男女の会話スタイルがすれ違う理由について

児玉夏澄

江頭ゼミ

 人が言葉を用いてコミュニケーションを行う際,必ずしもコミュニケーションがうまくいくとは限らない。時には発話者の意図が会話相手に伝わらずに,トラブルになったりすることもある。対話が同性同士,異性同士であってもこのことは起こりうる。なぜこのようなことが起こるのか?一つの可能性は女性と男性の会話スタイルの違いが考えられる。この論文は,男女の会話スタイルを検証し男女の会話スタイルの違いを明確にすることを目標にする。男女の会話の分析にあたり,分析の基盤にするのがTannenの “You just don’t Understand” (『分かり合えない理由』)と “Talking from 9 to 5” (『どうして男は、そんな言い方 なんで女は、あんな話し方』)である。
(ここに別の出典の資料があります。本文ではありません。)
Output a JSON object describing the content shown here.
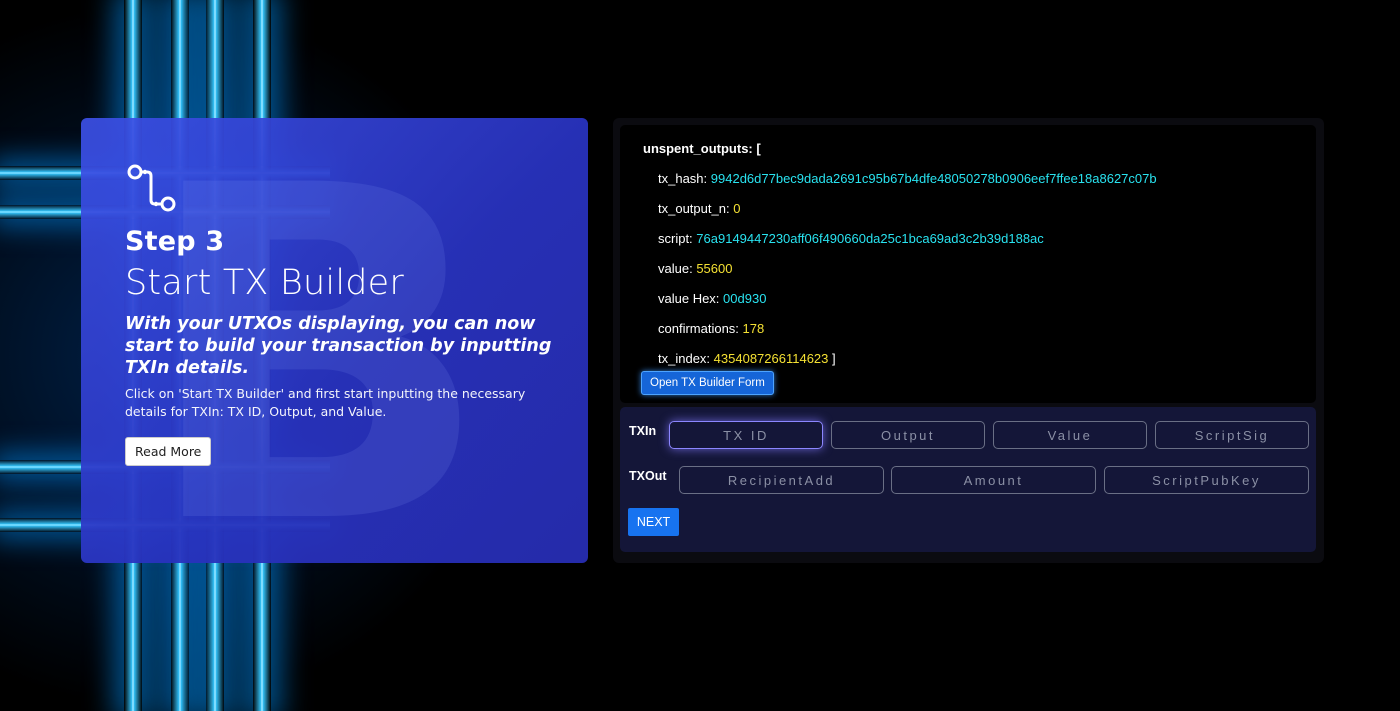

Tannenは前者の研究で,女性そして男性の会話スタイルはそれぞれ「ラポートーク(rapport talk)」「レポートトーク(report talk)」 と分析し,後者の研究でこれらの会話スタイルを6つのカテゴリーに細分化している。このTannenの提唱する男女の会話スタイルが会話データの分析の枠組みとなる。実際に分析するデータは自身の日常生活で交わされる会話を収集したものである。その内訳は,年齢差のある男女の対話,年齢差のない男女の対話,年齢差のない女性同士の対話である。これらの対話を記述し,Tannenの会話分析に従って分析していった。まずTannenの会話分析に一致する部分と,一致しない部分をあぶりだした。結果はほぼTannenの会話分析と一致する会話スタイルが観察された。しかし,少数であるがTannenの会話分析と一致しない会話スタイルが観察された。その1点を取り上げると,「男性が女性の会話スタイル」を示した点である。なぜ男性が女性の会話スタイルをとるのか。本論文では「恒常心」に基づく「見せかけの謙虚さ」と「本物の謙虚さ」に基づいた説明を試みた。この考えによると,男性が物腰の柔らかくなったことに加え,相手に柔らかい印象を与えたいと考える傾向が大きくなったため,女性の会話スタイルを示す様になっているという結論を導き出した。